The anandamide amidohydrolase inhibitors contained only 49 RMMP-forming
compounds. The RMMP network was dominated by a densely connected cluster
of 19 analogues that formed 79 coordinated RMMP-cliffs (exemplary
cliffs are shown). Thus, in this case, the number of RMMP-cliffs was
much larger than the number of participating analogues because of
extensive coordination of cliffs. Hence, this cluster represented
an SAR hotspot. By contrast, the Bcl-X inhibitors contained a much
larger number of 119 RMMP-forming compounds that were distributed
over 20 clusters. Although the CAT 3 potency distribution of this
target set was highly variable, the majority of compounds in individual
clusters had comparable potency, whereas the potency levels of clusters
significantly differed, giving rise to the presence of only three
RMMP-cliffs.Taken together, the results in Figure were representative of many
target sets
we studied. Analyzing the potency distribution profiles and in combination
with RMMP networks revealed the characteristic features of target
sets and clearly rationalized differences in RMMP-cliff frequency
across target sets.
Conclusions
Herein,
we have reported a systematic analysis of RMMP-cliffs in
more than 200 target sets to investigate and better understand the
origins of cliff formation and differences in the frequency of cliffs.
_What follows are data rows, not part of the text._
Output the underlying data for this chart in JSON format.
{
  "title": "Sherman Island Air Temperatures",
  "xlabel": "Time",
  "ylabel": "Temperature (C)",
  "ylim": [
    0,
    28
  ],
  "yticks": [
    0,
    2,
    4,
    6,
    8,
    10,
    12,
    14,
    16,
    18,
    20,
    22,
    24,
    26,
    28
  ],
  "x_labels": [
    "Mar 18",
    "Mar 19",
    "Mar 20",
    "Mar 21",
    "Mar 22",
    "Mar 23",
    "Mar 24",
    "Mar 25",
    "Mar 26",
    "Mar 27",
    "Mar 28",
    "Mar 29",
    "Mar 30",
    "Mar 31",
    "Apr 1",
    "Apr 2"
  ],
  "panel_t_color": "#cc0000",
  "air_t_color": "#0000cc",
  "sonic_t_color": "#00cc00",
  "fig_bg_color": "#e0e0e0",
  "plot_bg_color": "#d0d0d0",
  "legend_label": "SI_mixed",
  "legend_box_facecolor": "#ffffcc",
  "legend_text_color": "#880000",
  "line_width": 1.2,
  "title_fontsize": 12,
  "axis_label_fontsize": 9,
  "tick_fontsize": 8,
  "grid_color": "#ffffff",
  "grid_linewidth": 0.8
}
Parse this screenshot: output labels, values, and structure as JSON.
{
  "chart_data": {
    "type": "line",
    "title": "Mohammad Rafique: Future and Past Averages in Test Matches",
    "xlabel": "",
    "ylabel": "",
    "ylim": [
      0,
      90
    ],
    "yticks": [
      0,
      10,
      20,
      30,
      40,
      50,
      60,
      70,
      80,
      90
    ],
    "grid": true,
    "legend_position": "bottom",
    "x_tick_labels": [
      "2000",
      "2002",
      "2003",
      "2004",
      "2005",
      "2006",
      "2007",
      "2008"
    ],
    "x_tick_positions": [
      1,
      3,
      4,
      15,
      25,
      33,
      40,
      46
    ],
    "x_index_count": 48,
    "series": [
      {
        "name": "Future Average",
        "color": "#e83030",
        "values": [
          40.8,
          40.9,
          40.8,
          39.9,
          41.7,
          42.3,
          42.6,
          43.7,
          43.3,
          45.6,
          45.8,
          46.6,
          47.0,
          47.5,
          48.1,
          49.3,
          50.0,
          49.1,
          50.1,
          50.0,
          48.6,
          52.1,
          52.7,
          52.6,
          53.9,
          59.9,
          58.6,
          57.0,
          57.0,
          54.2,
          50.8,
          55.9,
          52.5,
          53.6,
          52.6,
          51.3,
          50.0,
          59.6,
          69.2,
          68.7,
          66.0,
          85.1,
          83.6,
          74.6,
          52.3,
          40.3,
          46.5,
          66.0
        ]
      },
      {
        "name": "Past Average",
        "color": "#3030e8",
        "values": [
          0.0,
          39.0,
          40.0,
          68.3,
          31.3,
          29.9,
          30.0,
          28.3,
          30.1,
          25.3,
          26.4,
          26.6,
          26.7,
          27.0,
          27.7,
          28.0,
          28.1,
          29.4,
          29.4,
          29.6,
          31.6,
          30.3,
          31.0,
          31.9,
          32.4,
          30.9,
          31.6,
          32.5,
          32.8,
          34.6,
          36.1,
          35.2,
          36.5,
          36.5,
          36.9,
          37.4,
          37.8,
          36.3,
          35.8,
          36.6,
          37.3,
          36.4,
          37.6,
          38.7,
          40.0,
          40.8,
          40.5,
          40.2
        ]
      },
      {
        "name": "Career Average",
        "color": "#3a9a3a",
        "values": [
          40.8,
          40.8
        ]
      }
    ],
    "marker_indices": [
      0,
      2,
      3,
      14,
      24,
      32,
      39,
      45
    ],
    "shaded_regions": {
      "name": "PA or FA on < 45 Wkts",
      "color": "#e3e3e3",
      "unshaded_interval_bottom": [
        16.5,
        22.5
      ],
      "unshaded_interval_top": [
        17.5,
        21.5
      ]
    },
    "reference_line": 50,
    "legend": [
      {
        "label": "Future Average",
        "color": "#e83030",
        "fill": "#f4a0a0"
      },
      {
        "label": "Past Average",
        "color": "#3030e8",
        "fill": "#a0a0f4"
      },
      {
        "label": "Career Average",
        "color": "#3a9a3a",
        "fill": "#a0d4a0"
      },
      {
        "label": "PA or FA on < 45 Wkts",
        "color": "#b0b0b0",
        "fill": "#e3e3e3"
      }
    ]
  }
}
Our study was strongly focused on individual target sets and their
comparison. Potency distributions were determined and categorized,
and structural relationships were analyzed at the level of RMMPs and
organized in networks. Structural homogeneity of target sets and potency
distributions of increasing variability generally supported the formation
of RMMP-cliffs. However, the interplay of structural and potency relationships
determined the frequency with which RMMP-cliffs were formed, as revealed
by relating potency profiles and RMMP networks to each other and studying
local potency distributions across different RMMP clusters.The analysis scheme introduced herein reveals target set-dependent
formation of activity cliffs, provides immediate visual access to
characteristic activity cliff-relevant features of target sets, and
rationalizes differences in the frequency of cliffs across sets.